As interesting as these visualizations are, these differences remind us once again that we cannot take them as representations of something “real”. What we can see is what went into the dataset, and unless we know exactly how the data was produced (which is impossible in the case of commercial database vendors), the results cannot provide definitive answers. Among other things, this counsels against the use, in the socio-legal realm, of “impact factor” metrics provided by commercial databases such as the Web of Science or Scopus, as their data is highly selective and therefore unreliable (Martin & Martin 2018). That said, the results are valuable for providing puzzles that invite further investigation. Carefully tailored research questions allow to narrow down the amount of data needed. This in turn makes it possible to do quality checks on a manageable dataset.
In closing, we want to make several points about what data is necessary to continue bibliometric analyses of socio-legal scholarship and get even deeper insights into it than what we were able to get in our paper. As evident from our investigation, the success of such analyses is very much dependent on the existence of extensive, high-quality, and freely available data.
First, there is an urgent need to work towards removing the dependency of expensive and copyright-encumbered databases, such as the Web of Science. Scholars should have free and unrestricted access to metadata on the knowledge that they participate in creating, as offered, for example, by openalex.org. Socio-legal journals should therefore support initiatives such as the Initiative for Open Citations: https://i4oc.org/ For this to work, new submission policies will have to be developed that encourage the submission of citation metadata along with research articles just like one would submit the raw empirical data that a paper is based on. The usability of citation data also greatly depends on the disambiguation and correct linking of author names to the actual creators of the work and the institutions to which they belong. For current scholarship, it would go a long way towards this goal if database vendors, publishers, and authors would make use of https://orcid.org/ to identify uniquely the authors of scholarly works.

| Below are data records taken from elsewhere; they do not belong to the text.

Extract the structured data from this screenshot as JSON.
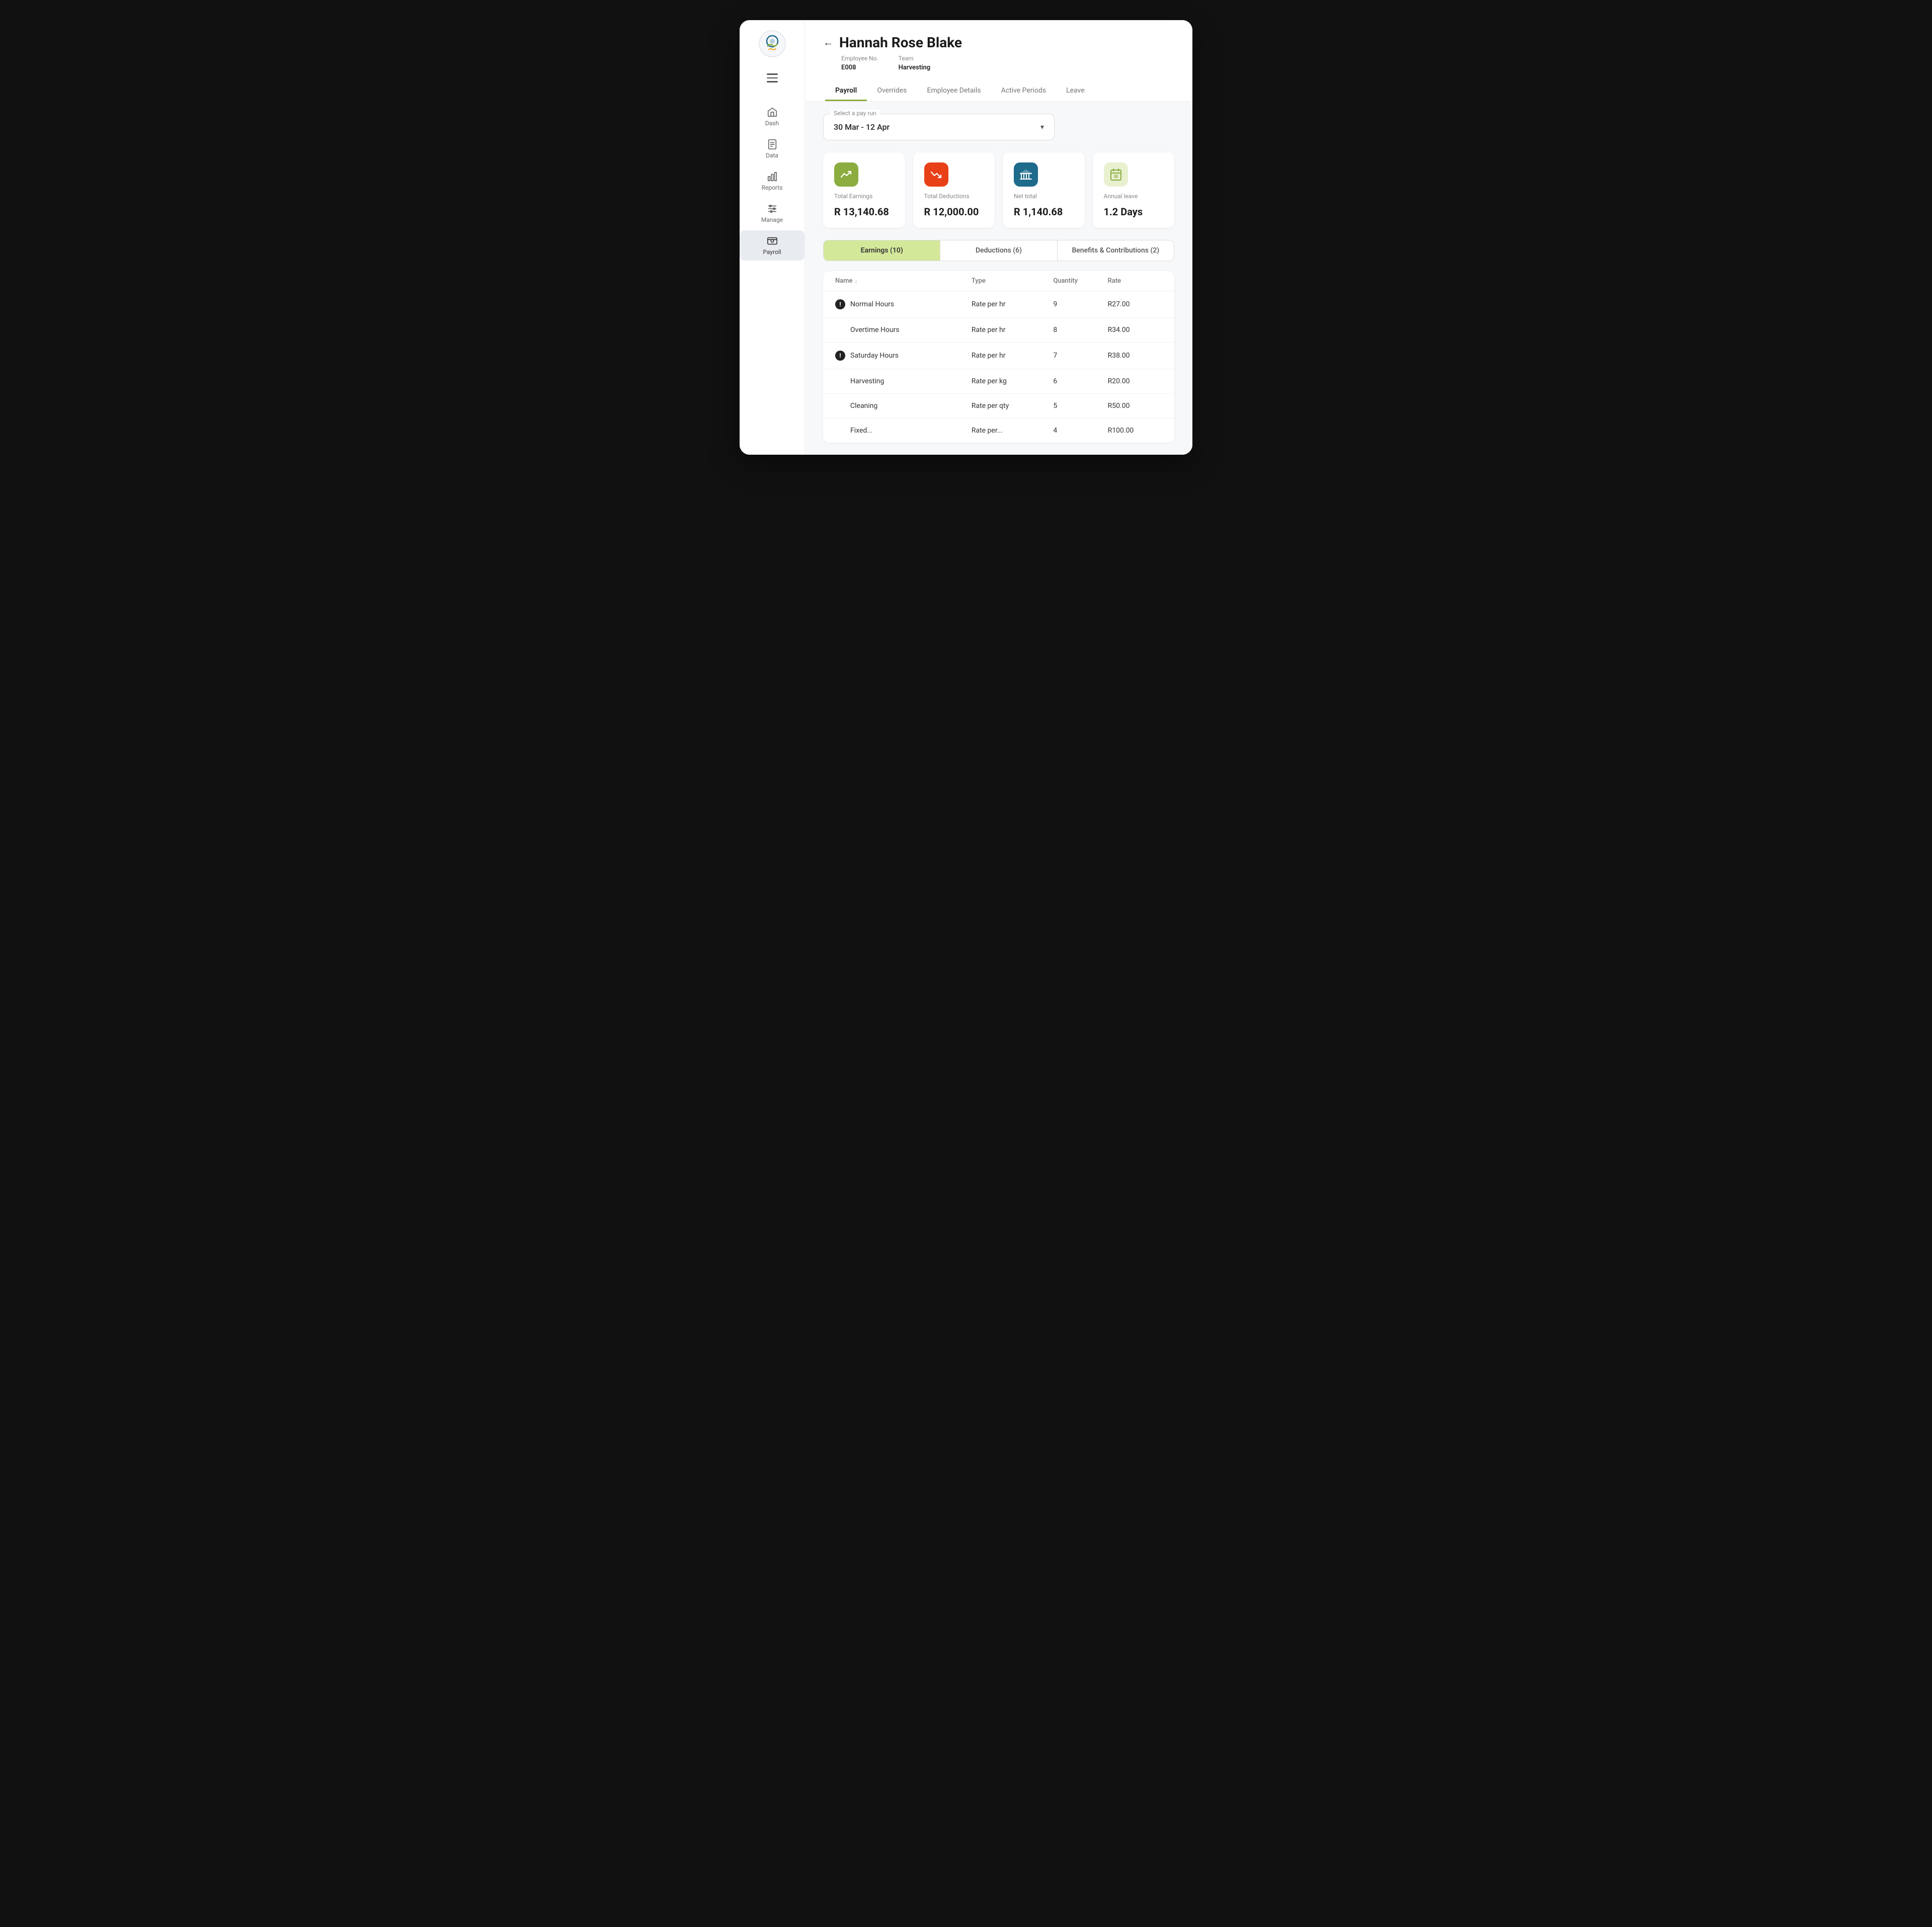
{
  "employee": {
    "name": "Hannah Rose Blake",
    "employee_no_label": "Employee No.",
    "employee_no": "E008",
    "team_label": "Team",
    "team": "Harvesting"
  },
  "nav": {
    "items": [
      {
        "id": "dash",
        "label": "Dash",
        "icon": "home"
      },
      {
        "id": "data",
        "label": "Data",
        "icon": "document"
      },
      {
        "id": "reports",
        "label": "Reports",
        "icon": "bar-chart"
      },
      {
        "id": "manage",
        "label": "Manage",
        "icon": "sliders"
      },
      {
        "id": "payroll",
        "label": "Payroll",
        "icon": "payroll"
      }
    ]
  },
  "tabs": [
    {
      "label": "Payroll",
      "active": true
    },
    {
      "label": "Overrides",
      "active": false
    },
    {
      "label": "Employee Details",
      "active": false
    },
    {
      "label": "Active Periods",
      "active": false
    },
    {
      "label": "Leave",
      "active": false
    }
  ],
  "pay_run": {
    "label": "Select a pay run",
    "value": "30 Mar - 12 Apr"
  },
  "summary_cards": [
    {
      "icon": "trending-up",
      "icon_style": "green",
      "label": "Total Earnings",
      "value": "R 13,140.68"
    },
    {
      "icon": "trending-down",
      "icon_style": "red",
      "label": "Total Deductions",
      "value": "R 12,000.00"
    },
    {
      "icon": "bank",
      "icon_style": "teal",
      "label": "Net total",
      "value": "R 1,140.68"
    },
    {
      "icon": "calendar",
      "icon_style": "light-green",
      "label": "Annual leave",
      "value": "1.2 Days"
    }
  ],
  "sub_tabs": [
    {
      "label": "Earnings (10)",
      "active": true
    },
    {
      "label": "Deductions (6)",
      "active": false
    },
    {
      "label": "Benefits & Contributions (2)",
      "active": false
    }
  ],
  "table": {
    "columns": [
      "Name",
      "Type",
      "Quantity",
      "Rate"
    ],
    "rows": [
      {
        "name": "Normal Hours",
        "type": "Rate per hr",
        "quantity": "9",
        "rate": "R27.00",
        "warning": true
      },
      {
        "name": "Overtime Hours",
        "type": "Rate per hr",
        "quantity": "8",
        "rate": "R34.00",
        "warning": false
      },
      {
        "name": "Saturday Hours",
        "type": "Rate per hr",
        "quantity": "7",
        "rate": "R38.00",
        "warning": true
      },
      {
        "name": "Harvesting",
        "type": "Rate per kg",
        "quantity": "6",
        "rate": "R20.00",
        "warning": false
      },
      {
        "name": "Cleaning",
        "type": "Rate per qty",
        "quantity": "5",
        "rate": "R50.00",
        "warning": false
      },
      {
        "name": "Fixed...",
        "type": "Rate per...",
        "quantity": "4",
        "rate": "R100.00",
        "warning": false
      }
    ]
  },
  "back_button_label": "←"
}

Second, we need indicators on how good the existing coverage of socio-legal literature in the existing databases is. The validity of the large-scale analyses presented in part 3 of this post hinges on the assumption that the data is representative the actual number of citations in the published scholarship, rather than being an artefact of the choice of the vendor or the performance of the citation mining software used. There have been a few general studies (for example, Visser et al 2021), but none is specific enough for the domain of socio-legal studies.

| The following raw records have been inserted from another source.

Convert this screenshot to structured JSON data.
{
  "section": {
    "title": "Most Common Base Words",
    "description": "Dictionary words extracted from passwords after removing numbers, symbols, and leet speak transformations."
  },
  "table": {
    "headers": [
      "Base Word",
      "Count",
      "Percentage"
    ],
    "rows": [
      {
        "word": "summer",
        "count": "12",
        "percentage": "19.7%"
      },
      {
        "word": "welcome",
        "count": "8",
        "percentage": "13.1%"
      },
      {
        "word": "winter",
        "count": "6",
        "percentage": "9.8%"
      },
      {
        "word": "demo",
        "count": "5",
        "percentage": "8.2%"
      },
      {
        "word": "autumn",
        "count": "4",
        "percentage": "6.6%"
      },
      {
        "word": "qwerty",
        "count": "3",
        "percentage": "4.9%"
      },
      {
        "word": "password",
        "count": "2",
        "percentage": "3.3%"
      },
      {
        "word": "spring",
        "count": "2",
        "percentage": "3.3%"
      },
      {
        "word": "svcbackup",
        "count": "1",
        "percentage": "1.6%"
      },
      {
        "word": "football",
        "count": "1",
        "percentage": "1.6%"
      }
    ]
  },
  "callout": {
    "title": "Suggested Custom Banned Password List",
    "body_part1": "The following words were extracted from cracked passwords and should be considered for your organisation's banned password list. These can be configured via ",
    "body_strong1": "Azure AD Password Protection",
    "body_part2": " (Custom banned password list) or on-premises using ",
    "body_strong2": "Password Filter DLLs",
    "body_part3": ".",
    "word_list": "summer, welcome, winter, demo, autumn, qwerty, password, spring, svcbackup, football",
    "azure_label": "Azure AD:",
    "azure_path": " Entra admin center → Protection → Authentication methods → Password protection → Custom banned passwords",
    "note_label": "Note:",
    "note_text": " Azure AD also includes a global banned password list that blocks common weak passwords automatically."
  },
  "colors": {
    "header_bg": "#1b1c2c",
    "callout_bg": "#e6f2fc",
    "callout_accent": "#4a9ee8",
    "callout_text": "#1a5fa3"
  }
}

Finally, to allow research into past knowledge production, it is critical to collaborate with Digital Humanities and Computer Science scholars to find new ways to reliably extract the references from older (printed) literature, so that we do not need to wait for commercial vendors to produce the data for us (see also Colavizza & Romanello 2019). This kind of interdisciplinary collaboration requires some effort, since socio-legal and computational studies speak very different languages.
The figures, codes, and data from our study are available to the public in an open-access GitHub repository. This type of analysis is still in its infancy, and we do not claim completeness; these contributions need to be understood as preliminary. Our aim is to provides the start of a conversation, rather than results set in stone. We are not bibliometricians: our interest in the use of these methods is to tease out the history of socio-legal ideas, the agency of scholars and the role of institutions, in a qualitative sense. We expect and welcome critical feedback from both traditions: qualitative-hermeneutical history of ideas scholars as well as those who use quantitative methods from bibliometrics to pursue questions in the history of science.